I was thinking about how I'd be stunned if this season became the same sad story for the Cavaliers, as it has been for the other two local franchises.

I was thinking that as long as LeBron James is healthy and in uniform and as long as Gilbert is paying the bills, these guys should give fans reason to dream that a championship is possible.


"As long as James is healthy and in uniform and as lon as Gilbert is paying the bills." Gilbert is, far and away, the best owener in Cleveland sports. He's always been willing to pay top dollar for everything (the practice facility, the fire spewing scoreboard and, of course, the Cavs have the second highest payroll in the NBA).

Plus, he says shit like this:

Gilbert said all the talk of James opting out of his contract in the summer of 2010 was generated by bored reporters.

"I'm not aware from his or his camp the feelings or things that have been bandied about or thrown about or speculated. It's an insult to Cleveland, in my opinion."


and honestly, if the Browns lose this weekend, the race is on to see which franchise wins their first game.

1 comment:

Anonymous said...

The trouble is, the team with the second-highest payroll in the league can't finish with the 10th-best record, otherwise you've become the New York Mets. Or maybe the Yankees. This 08-09 Cavs team has to turn the corner and play to make a statement -- all year long. If they make the Finals again, they need to make sure it won't be considered a fluke.
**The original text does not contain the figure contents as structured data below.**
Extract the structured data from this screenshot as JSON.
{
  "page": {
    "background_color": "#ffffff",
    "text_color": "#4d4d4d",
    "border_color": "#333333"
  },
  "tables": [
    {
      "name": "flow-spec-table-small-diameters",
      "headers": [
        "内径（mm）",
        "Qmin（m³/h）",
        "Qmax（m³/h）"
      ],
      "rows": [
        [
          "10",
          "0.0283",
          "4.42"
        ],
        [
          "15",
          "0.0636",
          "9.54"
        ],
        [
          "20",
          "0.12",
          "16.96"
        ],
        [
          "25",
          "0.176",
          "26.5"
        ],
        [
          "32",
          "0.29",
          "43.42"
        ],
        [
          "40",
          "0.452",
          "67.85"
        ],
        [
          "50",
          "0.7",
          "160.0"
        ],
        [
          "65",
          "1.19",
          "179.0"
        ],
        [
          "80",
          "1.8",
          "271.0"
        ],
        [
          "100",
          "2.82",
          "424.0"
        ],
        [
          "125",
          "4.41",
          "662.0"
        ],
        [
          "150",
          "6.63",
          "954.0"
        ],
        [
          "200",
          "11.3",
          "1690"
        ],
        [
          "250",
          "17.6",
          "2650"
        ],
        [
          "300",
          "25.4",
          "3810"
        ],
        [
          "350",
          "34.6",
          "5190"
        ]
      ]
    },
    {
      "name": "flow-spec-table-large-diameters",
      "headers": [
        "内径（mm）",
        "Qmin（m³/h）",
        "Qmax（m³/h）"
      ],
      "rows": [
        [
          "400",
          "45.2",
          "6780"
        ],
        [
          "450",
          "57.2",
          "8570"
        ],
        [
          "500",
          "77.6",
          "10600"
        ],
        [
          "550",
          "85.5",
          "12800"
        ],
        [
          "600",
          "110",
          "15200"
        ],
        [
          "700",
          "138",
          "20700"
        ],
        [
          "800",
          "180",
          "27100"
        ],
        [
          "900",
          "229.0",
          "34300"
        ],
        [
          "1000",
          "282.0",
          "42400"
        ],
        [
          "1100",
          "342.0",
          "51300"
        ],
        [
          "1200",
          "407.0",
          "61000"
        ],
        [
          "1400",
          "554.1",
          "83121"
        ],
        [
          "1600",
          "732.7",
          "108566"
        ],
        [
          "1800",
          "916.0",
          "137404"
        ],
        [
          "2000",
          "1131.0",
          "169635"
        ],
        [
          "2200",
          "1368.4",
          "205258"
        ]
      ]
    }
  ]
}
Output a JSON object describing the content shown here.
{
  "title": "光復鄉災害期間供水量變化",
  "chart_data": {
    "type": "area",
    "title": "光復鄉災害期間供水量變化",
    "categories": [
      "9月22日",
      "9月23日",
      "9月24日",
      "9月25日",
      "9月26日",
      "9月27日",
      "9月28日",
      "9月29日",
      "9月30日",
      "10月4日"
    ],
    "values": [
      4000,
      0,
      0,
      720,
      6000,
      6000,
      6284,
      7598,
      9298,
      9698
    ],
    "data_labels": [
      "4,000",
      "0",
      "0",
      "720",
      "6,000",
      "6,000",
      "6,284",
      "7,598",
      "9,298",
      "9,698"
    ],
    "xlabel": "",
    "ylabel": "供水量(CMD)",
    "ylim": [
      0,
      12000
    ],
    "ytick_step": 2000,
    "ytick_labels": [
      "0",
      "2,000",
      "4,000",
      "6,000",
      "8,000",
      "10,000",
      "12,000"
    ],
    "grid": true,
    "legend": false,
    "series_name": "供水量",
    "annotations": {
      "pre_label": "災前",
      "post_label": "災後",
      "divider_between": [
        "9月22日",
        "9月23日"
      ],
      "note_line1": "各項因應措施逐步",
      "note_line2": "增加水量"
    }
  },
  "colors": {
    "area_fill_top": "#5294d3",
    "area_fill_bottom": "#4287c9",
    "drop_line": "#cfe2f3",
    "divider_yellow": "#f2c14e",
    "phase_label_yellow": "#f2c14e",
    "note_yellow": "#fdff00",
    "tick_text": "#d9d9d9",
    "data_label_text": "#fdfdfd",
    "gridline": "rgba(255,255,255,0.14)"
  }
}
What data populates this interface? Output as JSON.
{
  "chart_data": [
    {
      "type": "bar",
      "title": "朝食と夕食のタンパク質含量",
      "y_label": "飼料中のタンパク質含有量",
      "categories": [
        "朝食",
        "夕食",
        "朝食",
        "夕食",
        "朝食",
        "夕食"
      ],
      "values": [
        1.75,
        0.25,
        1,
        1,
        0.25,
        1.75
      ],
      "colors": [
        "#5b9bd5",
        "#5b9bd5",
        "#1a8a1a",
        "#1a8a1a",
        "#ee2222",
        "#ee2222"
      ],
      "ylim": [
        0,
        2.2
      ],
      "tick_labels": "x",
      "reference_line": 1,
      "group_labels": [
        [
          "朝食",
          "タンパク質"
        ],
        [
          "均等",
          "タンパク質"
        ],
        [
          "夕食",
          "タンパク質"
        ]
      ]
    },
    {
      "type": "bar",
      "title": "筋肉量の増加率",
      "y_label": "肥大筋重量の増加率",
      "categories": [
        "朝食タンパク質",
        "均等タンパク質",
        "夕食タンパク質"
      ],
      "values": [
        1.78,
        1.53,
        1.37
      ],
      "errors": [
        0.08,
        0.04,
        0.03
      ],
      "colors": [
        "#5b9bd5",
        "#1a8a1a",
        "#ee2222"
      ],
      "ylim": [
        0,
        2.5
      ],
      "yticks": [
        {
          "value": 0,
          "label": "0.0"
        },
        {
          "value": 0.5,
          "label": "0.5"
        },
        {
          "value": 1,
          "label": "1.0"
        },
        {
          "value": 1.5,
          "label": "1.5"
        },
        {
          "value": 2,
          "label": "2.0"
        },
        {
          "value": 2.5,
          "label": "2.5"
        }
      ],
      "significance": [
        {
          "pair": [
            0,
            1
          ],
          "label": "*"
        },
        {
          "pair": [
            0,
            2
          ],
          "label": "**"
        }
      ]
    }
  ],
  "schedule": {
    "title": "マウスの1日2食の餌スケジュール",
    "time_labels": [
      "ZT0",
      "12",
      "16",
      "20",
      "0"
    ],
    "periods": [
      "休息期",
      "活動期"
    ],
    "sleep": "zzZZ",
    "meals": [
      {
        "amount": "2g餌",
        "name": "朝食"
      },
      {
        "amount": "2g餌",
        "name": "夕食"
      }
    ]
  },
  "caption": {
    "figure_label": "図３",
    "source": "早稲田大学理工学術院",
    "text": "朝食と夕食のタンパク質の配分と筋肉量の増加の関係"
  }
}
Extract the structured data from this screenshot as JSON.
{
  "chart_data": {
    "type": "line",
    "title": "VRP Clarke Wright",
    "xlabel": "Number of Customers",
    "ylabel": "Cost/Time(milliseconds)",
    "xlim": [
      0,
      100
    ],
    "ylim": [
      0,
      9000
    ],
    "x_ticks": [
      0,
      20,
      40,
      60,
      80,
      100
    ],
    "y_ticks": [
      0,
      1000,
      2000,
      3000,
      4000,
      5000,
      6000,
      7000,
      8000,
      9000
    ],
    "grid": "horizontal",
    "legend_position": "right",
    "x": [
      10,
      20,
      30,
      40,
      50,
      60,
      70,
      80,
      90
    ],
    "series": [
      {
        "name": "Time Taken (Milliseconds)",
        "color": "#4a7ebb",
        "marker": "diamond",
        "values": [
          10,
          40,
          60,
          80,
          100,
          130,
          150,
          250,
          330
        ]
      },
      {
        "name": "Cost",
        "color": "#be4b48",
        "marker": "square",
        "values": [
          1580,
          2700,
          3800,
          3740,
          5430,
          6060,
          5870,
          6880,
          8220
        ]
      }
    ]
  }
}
I think it's great that Gilbert is ponying up the green to win. It's a breath of fresh after a summer of wonder what might have been had Shapiro and Dolan scrapped the max-value philosophy and gone for broke.

I just wonder what will happen if a couple of years of lugging around the contracts of Wally, Ben, Z, Mo, and maybe another midseason pickup don't yield a championship. The Cavs might scrap the spending and start getting younger, kind of like what the Mavs are doing right now.

What is known is that a team can't go eight figures into the luxury tax and stay there. That's a doomed business model. The only way it's going to be worthwhile is if A) LeBron stays or B) The Cavs win an NBA title before LeBron is able to leave.